To export, to integrate

After twenty years of undertaking the largest urbanization process in history, building new cities and rail and highway connections between them, China is exporting its experience and industrial and manufacturing overcapacity to the developing world, thus expanding the role of its banks and its currency. For some this is nothing more than “an attempt to solve China’s problems of overcapacity, its growing debt and its dwindling growth rates through geographical expansion” (Martin Hart-Landsberg) for others this is a nefarious advance in chrematistics that will further suffocate the planet. Without denying these hypotheses, others note that the Chinese plan is currently the only integrating project for a world that is already integrated in its existential dilemmas: global warming, advancing inequalities and capacities for mass destruction. In the current scenario, the BRI is the only alternative to the succession of military disasters carried out by Washington in the course of the last century, from Afghanistan to Syria, via Iraq, Libya and Yemen with its toll of entire societies destroyed and some four million dead…

Problems on the horizon

The debate on how to interpret the rise of China and its global projection is a matter of paramount importance. It would be vain and arrogant to pontificate about its future outcome when we are exposed to so many uncertainties. But even without going into the questions of whether China will be able to maintain its internal stability in the coming decades, we can foresee problems on the horizon of global dominance by China.

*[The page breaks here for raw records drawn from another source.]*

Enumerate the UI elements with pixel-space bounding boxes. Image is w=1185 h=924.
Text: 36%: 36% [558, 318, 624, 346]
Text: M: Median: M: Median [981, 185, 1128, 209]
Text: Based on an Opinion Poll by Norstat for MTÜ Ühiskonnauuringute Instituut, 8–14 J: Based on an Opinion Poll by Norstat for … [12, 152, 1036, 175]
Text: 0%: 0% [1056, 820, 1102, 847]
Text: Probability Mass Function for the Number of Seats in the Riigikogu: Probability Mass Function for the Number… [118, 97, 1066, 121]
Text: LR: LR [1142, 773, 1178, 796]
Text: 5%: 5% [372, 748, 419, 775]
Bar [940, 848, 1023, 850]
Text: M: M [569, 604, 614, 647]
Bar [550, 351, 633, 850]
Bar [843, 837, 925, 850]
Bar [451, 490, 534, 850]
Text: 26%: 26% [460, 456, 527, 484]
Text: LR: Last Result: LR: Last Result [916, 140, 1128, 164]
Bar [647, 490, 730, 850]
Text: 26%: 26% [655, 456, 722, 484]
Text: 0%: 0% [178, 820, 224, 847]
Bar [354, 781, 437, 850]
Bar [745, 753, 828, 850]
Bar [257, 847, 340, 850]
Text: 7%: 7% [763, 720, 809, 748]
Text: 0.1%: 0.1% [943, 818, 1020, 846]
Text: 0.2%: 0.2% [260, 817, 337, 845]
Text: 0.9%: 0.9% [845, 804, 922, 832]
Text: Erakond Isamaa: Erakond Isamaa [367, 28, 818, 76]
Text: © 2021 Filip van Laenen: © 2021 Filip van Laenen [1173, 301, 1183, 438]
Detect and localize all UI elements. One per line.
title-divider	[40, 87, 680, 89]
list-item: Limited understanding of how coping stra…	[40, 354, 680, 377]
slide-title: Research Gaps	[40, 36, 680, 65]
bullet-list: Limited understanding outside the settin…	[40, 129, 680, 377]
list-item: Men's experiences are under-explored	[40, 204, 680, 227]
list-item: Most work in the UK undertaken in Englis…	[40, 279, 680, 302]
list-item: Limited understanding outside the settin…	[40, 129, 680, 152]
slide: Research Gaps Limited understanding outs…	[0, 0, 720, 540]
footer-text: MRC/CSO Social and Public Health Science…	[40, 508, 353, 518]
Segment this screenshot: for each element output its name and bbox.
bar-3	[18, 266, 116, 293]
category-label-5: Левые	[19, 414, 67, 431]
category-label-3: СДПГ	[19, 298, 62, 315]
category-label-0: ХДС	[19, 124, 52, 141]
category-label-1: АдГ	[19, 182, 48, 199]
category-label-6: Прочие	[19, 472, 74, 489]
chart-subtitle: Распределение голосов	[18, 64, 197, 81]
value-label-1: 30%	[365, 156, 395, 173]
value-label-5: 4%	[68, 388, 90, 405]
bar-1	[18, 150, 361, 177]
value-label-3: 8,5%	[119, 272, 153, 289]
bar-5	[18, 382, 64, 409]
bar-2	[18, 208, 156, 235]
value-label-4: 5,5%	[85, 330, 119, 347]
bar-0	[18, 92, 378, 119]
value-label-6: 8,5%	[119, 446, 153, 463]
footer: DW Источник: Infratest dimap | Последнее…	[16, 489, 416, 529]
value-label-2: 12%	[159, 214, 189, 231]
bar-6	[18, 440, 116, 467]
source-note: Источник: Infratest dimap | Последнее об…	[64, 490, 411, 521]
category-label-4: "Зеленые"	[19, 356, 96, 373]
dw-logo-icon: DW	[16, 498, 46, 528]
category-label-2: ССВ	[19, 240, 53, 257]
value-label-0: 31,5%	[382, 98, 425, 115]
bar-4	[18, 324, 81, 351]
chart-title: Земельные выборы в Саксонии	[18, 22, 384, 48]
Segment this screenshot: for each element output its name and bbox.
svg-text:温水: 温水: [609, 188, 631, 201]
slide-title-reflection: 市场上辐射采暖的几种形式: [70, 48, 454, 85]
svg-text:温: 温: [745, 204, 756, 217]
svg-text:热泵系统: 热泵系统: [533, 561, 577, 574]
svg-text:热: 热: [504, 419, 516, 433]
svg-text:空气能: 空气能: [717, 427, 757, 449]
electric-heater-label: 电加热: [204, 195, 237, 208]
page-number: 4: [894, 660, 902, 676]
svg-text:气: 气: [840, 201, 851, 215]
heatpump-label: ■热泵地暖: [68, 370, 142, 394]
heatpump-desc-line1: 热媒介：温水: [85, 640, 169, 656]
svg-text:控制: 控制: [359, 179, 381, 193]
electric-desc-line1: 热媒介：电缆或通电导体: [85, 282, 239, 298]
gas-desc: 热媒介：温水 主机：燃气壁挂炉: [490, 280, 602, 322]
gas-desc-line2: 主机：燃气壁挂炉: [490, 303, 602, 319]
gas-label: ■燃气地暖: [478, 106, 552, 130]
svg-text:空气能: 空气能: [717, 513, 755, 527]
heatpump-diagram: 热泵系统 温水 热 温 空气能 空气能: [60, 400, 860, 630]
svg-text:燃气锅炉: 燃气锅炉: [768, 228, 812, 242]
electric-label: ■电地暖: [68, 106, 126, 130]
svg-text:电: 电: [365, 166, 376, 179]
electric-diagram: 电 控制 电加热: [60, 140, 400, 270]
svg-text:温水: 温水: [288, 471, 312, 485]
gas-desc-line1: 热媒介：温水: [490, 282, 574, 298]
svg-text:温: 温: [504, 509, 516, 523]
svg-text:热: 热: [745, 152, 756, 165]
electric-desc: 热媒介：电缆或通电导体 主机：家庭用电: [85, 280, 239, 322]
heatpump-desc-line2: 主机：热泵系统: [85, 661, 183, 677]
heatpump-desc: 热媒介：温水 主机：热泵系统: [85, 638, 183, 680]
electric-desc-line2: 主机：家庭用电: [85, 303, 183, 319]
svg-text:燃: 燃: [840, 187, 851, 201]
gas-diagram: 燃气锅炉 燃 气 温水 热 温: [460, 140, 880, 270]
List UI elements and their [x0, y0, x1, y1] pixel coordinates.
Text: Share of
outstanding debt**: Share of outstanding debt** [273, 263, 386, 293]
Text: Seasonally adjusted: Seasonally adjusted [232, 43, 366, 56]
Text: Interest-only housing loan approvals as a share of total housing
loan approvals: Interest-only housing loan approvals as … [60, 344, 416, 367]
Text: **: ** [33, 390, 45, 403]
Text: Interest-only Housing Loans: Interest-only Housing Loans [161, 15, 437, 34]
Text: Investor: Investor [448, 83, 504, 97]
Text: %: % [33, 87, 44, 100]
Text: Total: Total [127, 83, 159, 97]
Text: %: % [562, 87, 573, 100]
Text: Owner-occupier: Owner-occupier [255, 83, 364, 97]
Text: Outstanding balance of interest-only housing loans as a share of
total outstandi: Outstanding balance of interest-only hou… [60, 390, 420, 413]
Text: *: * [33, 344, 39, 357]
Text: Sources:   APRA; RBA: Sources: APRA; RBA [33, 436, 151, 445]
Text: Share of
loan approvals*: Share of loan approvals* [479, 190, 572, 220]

A superpower status, if attained, depends not only on the economy and military power. “Every successful empire had to elaborate a universalist and inclusive discourse” to win support and consensus of the population outside its borders, as well as of countries and their states, observes Indian historian Joya Chatterji. “Successful imperial transitions driven by the hard power of guns and money also require the soft-power salve of cultural suasion for sustained and successful global dominion. Spain espoused Catholicism and Hispanism, the Ottomans Islam, the Soviets communism, France a cultural francophonie, and Britain an Anglophone culture.  The United States has been able to introduce its civilization in its globalization with extraordinary success. China has nothing comparable; an alphabet that instead of 26 letters has 5000 characters, a confused “communist” official ideology and an extraordinary civilization but historically self-centred and introspective.

The decline of the United States as a power is a historical fact, but beyond pure economics, in the realm of what is known as soft power, the ability to influence via its cultural and ideological prestige, cultural Americanization, mastery of its global language, its patterns of conduct and fashions, the entertainment industry, etc., continues to advance at full steam. In Western Europe it has conquered and colonized, leaving a perhaps definitive seal, in those nations most jealous of its idiosyncrasy and way of life, such as France. In countries such as Russia, where despite geopolitical rivalries the westernisation of society continues a pace, this is fundamentally an Americanisation.

“In 1919 there was a European civilization with an American culture as a variant,” wrote Régis Debray. Today we have, “an American civilization in which European cultures, with all their diversity, seem to be variants at best and indigenous reservations at worst. On a chessboard that would be called a castling, on a battlefield, a defeat.

The Scottish comedian, Frankie Boyle, observed some time ago, regarding American films about Vietnam, that, “American foreign policy is horrendous. Not only will America come to your country and kill all your people, but what’s worse I think, they’ll come back twenty years later and make a movie about how killing your people made their soldiers feel sad.”

Where is China’s Hollywood? Who is China’s Robert Redford or Marilyn Monroe? What are the fashionable Chinese words that our people adopt before they understand them without bothering to translate them? Where are the Chinese bead necklaces, ingeniously designed devices and technologies that combine entertainment with police control that excite idiotised youth?  We take the future Asian superpower for granted, but how do you say cool in Chinese?